The debate about “greenflation”

Central banks are closely monitoring this debate about a possible “greenflation” and efforts are put into understanding the macroeconomics of climate, and how the transition could affect growth and price stability. The transition to a low-carbon economy can have macroeconomic impacts that could be particularly large with fast transition or unexpected policy changes. Such policies could trigger a rapid obsolescence of the capital stock and leave investments stranded. It could also trigger significant labour reallocation, skill obsolescence and job losses. Altogether, such developments could create challenges for policymakers to fulfil their macroeconomic stabilisation mandates. For central banks, although the transition can be seen as an adjustment of relative prices (with no impact on headline inflation in the long term), tensions on price stability might appear in the medium term due to the existence of frictions and phenomena of over-adjustment and amplification.

The transition involves a combination of supply and demand shocks whose total impact on inflation remains uncertain. We thus need a typology of potential shocks – demand and supply-driven – to correctly assess the implication of transition risks on price stability and growth. Some scenarios could have an inflationary impact, most notably in the event of a negative supply shock, especially a disorderly one. Higher costs following taxation or regulation, notably if they are introduced in an unexpected, delayed fashion, could indeed have inflationary impacts with downward pressures on economic activity. In the case of positive demand shocks, triggering for instance a boom in public or private investment in green assets, the inflationary impacts would go in tandem with higher growth. Conversely, disinflationary developments could arise in the event of heightened uncertainty or financial turmoil, due to stranded assets for example. Overall, the variety of shocks are likely to combine, amplifying or mitigating the aggregate impact. While it is most likely that some inflationary pressures might result from the transition, especially in energy prices, more research is now warranted to investigate further the macroeconomic impacts of the transition over horizons that are relevant for conceiving a range of potential stabilisation policies.

Finding a “path of compatibility”

In the light of the recent events, the consequences of transition policy on price stability have become more acute since there is a need to ensure continuous steps towards climate transition despite the ongoing energy crisis. The conflict in Ukraine shed light on the European dependency on Russian gas, which represents 45% of its gas imports. There is therefore an urgent need to accelerate the transition to renewable energy and find a “path of compatibility” that tackles the energy crisis and ensures our transition to a low-carbon economy. To do so, public and private stabilisers will prove to be useful resources to cushion the economic fallouts from the conflict, while providing the necessary resources to accelerate investments in sustainable activities. First, the Next Generation EU programme, which already dedicates 30% of its budget to the fight against climate change, should be boosted. But beyond this, private investment will be key: the EU happens to have the world’s greatest pool of savings – EUR 300 billion in excess savings – at its disposal. It is time to build the bridge between these financial resources and our energy investment needs, by finally achieving a genuine single financing market.

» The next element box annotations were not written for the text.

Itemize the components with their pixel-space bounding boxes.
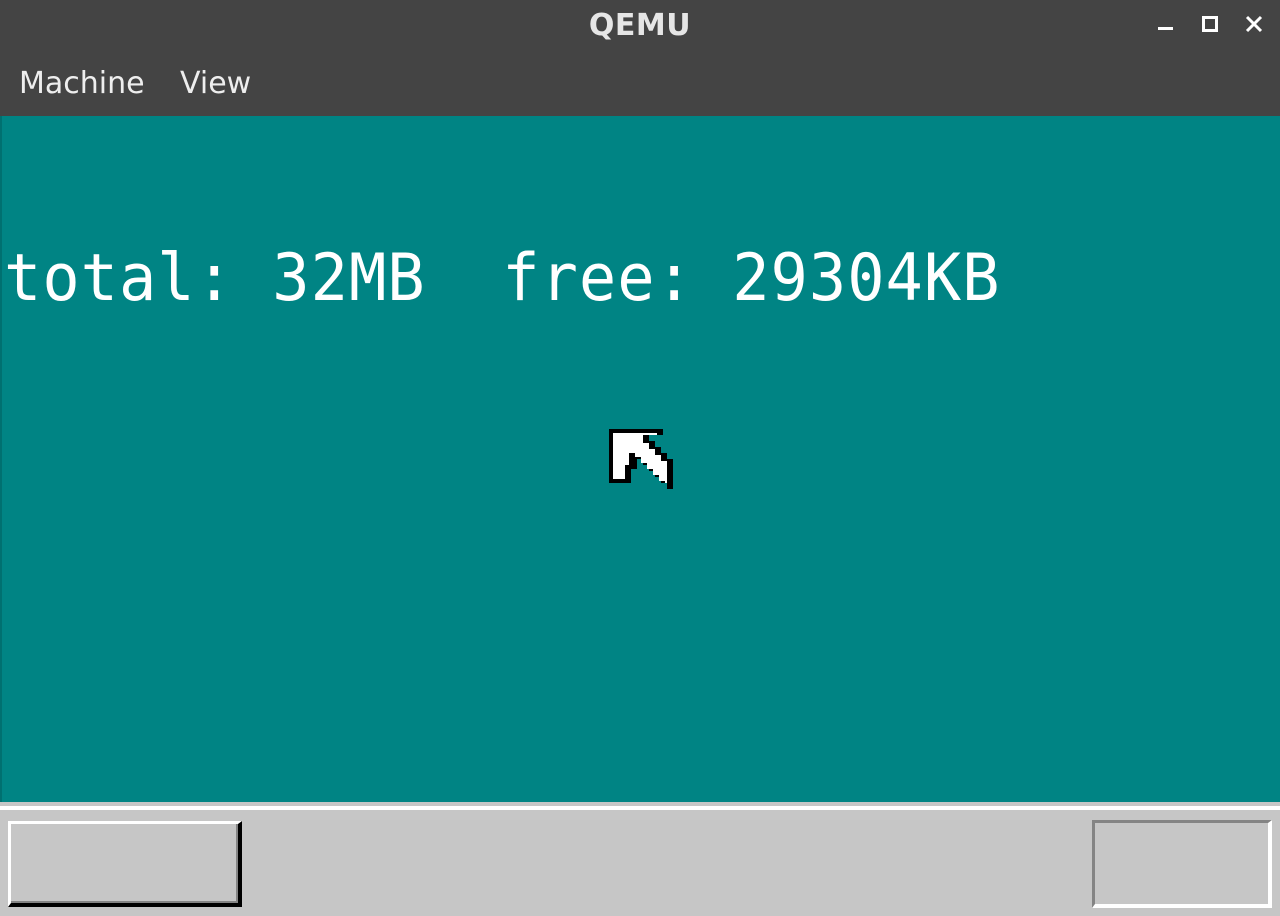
- close-icon: [1245, 15, 1263, 33]
- guest-taskbar: [0, 802, 1280, 916]
- title-bar: QEMU: [0, 0, 1280, 52]
- maximize-button[interactable]: [1195, 10, 1225, 40]
- window-title: QEMU: [588, 8, 692, 43]
- taskbar-highlight: [0, 806, 1280, 810]
- display-edge: [0, 116, 2, 804]
- qemu-window: QEMU Machine View total: 32MB free: 2930…: [0, 0, 1280, 916]
- menu-bar: Machine View: [0, 52, 1280, 116]
- mouse-pointer-arrow-icon: [609, 429, 673, 489]
- close-button[interactable]: [1239, 10, 1269, 40]
- minimize-icon: [1158, 27, 1173, 30]
- maximize-icon: [1202, 16, 1218, 32]
- menu-machine[interactable]: Machine: [19, 52, 145, 116]
- start-button[interactable]: [8, 821, 242, 907]
- system-tray: [1092, 820, 1272, 908]
- guest-display[interactable]: total: 32MB free: 29304KB: [0, 116, 1280, 916]
- start-button-bevel: [11, 824, 238, 903]
- minimize-button[interactable]: [1150, 10, 1180, 40]
- memory-status-text: total: 32MB free: 29304KB: [4, 239, 1001, 316]
- menu-view[interactable]: View: [180, 52, 251, 116]
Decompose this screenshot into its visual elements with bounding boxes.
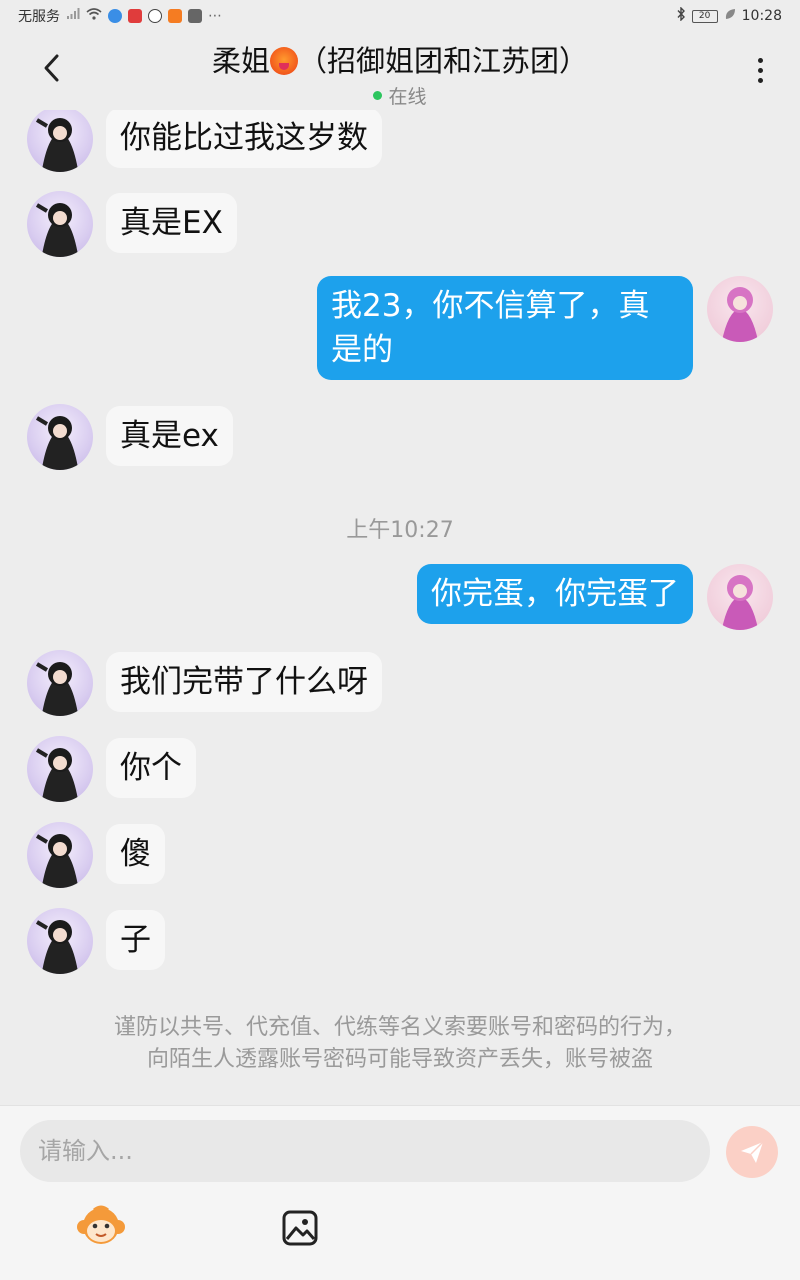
my-avatar[interactable] <box>707 564 773 630</box>
security-notice-line: 向陌生人透露账号密码可能导致资产丢失，账号被盗 <box>146 1047 653 1072</box>
contact-avatar[interactable] <box>27 650 93 716</box>
avatar-illustration-icon <box>721 287 759 342</box>
avatar-illustration-icon <box>35 662 79 716</box>
chat-title-name: 柔姐 <box>211 44 270 78</box>
avatar-illustration-icon <box>35 834 79 888</box>
chat-title-block: 柔姐 （招御姐团和江苏团） 在线 <box>120 38 680 109</box>
avatar-illustration-icon <box>721 575 759 630</box>
avatar-illustration-icon <box>35 416 79 470</box>
wifi-icon <box>86 8 102 24</box>
message-bubble[interactable]: 你能比过我这岁数 <box>106 110 382 168</box>
online-status-label: 在线 <box>388 86 427 108</box>
more-options-button[interactable] <box>744 48 776 92</box>
avatar-illustration-icon <box>35 748 79 802</box>
security-notice: 谨防以共号、代充值、代练等名义索要账号和密码的行为， 向陌生人透露账号密码可能导… <box>40 1012 760 1076</box>
online-dot-icon <box>373 91 383 100</box>
security-notice-line: 谨防以共号、代充值、代练等名义索要账号和密码的行为， <box>113 1015 686 1040</box>
battery-icon: 20 <box>691 9 718 23</box>
monkey-face-icon <box>77 1205 125 1244</box>
dot <box>757 77 763 83</box>
bluetooth-icon <box>676 6 686 25</box>
status-bar-left: 无服务 ⋯ <box>18 6 222 26</box>
status-bar: 无服务 ⋯ 20 10:28 <box>0 0 800 32</box>
message-bubble[interactable]: 傻 <box>106 824 165 884</box>
clock-text: 10:28 <box>741 8 782 24</box>
chat-header: 柔姐 （招御姐团和江苏团） 在线 <box>0 32 800 110</box>
contact-avatar[interactable] <box>27 110 93 172</box>
send-button[interactable] <box>726 1126 778 1178</box>
avatar-illustration-icon <box>35 920 79 974</box>
contact-avatar[interactable] <box>27 191 93 257</box>
avatar-illustration-icon <box>35 203 79 257</box>
contact-avatar[interactable] <box>27 736 93 802</box>
app-notification-icon <box>168 9 182 23</box>
chat-title: 柔姐 （招御姐团和江苏团） <box>120 38 680 80</box>
chat-title-group: （招御姐团和江苏团） <box>298 44 589 78</box>
leaf-icon <box>724 8 736 24</box>
avatar-illustration-icon <box>35 118 79 172</box>
chevron-left-icon <box>44 54 59 82</box>
message-bubble[interactable]: 我们完带了什么呀 <box>106 652 382 712</box>
image-icon <box>282 1210 318 1246</box>
message-bubble[interactable]: 我23，你不信算了，真 是的 <box>317 276 693 380</box>
message-composer <box>0 1105 800 1280</box>
contact-avatar[interactable] <box>27 404 93 470</box>
back-button[interactable] <box>30 46 74 90</box>
dot <box>757 67 763 73</box>
carrier-text: 无服务 <box>18 9 60 25</box>
signal-icon <box>66 8 80 24</box>
message-bubble[interactable]: 你个 <box>106 738 196 798</box>
app-notification-icon <box>128 9 142 23</box>
emoji-button[interactable] <box>76 1202 126 1252</box>
message-bubble[interactable]: 你完蛋，你完蛋了 <box>417 564 693 624</box>
send-icon <box>741 1141 764 1163</box>
image-picker-button[interactable] <box>278 1206 322 1250</box>
battery-level: 20 <box>698 10 711 21</box>
message-list[interactable]: 你能比过我这岁数 真是EX 我23，你不信算了，真 是的 真是ex 上午10:2… <box>0 110 800 1105</box>
more-notifications-icon: ⋯ <box>208 8 222 24</box>
app-notification-icon <box>148 9 162 23</box>
message-bubble[interactable]: 子 <box>106 910 165 970</box>
online-status: 在线 <box>373 82 427 109</box>
message-bubble[interactable]: 真是ex <box>106 406 233 466</box>
contact-avatar[interactable] <box>27 908 93 974</box>
hot-face-emoji-icon <box>270 47 298 75</box>
app-notification-icon <box>188 9 202 23</box>
message-input[interactable] <box>20 1120 710 1182</box>
message-timestamp: 上午10:27 <box>346 518 454 543</box>
contact-avatar[interactable] <box>27 822 93 888</box>
message-bubble[interactable]: 真是EX <box>106 193 237 253</box>
status-bar-right: 20 10:28 <box>676 6 782 25</box>
app-notification-icon <box>108 9 122 23</box>
dot <box>757 57 763 63</box>
my-avatar[interactable] <box>707 276 773 342</box>
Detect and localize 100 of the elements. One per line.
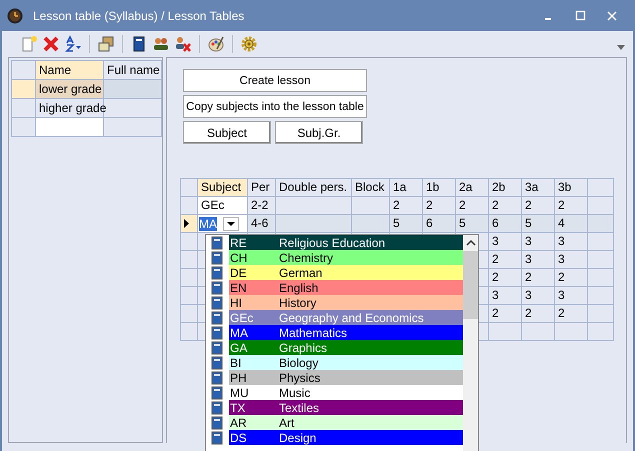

While the green transition does hold risks, it also offers economic and financial opportunities, as new technologies gradually reach scalability. The sooner we start, the more positive (or the less negative) the economic balance will be.

 

François Villeroy de Galhau, President of the Banque de France, Member of the Governing Council of the European Central Bank.

Stéphane Dees, Head of Climate Economics Unit, Banque de France.

 

The article is published in a series of articles in Obserwator Finansowy written by governors of central banks and distinguished economists. The series is under the special patronage of the Governor of Narodowy Bank Polski, Professor Adam Glapiński. The authors of the articles have agreed to waive their fees for writing the texts, and in exchange NBP shall donate the amount equivalent to the fees onto the account of the National Bank of Ukraine in order to support the NBU during the war. Below is a foreword by the Governor of NBP to the whole series:

 

On 24 February a huge tragedy occurred, in the face of which it is impossible to simply move on as if nothing had happened.

Nobody can remain indifferent to the misfortune that has befallen the Ukrainian nation.

All of us are shocked by the press reports, and particularly by what we see in the mass media.

Fighting Ukraine is not only its brave soldiers, but also an army of thousands of civilians trying to preserve normality in a country stricken by Russian aggression.

This army includes the staff of the National Bank of Ukraine, with whom NBP is in constant contact.

Aware of our Ukrainian colleagues’ needs, we have invited several central bank governors and eminent economists to share their knowledge on the economic processes taking place around the world.

It is rare for such a distinguished group of authors to feature in Obserwator Finansowy, which is published by NBP. It is also worth underlining that all the authors have waived the fees for their articles in order to donate them to meet the needs of our colleagues working in the National Bank of Ukraine.

I believe that you will find the series of these articles interesting, especially since they not only share the knowledge and experience of their authors, but also express goodwill towards the war-afflicted NBU.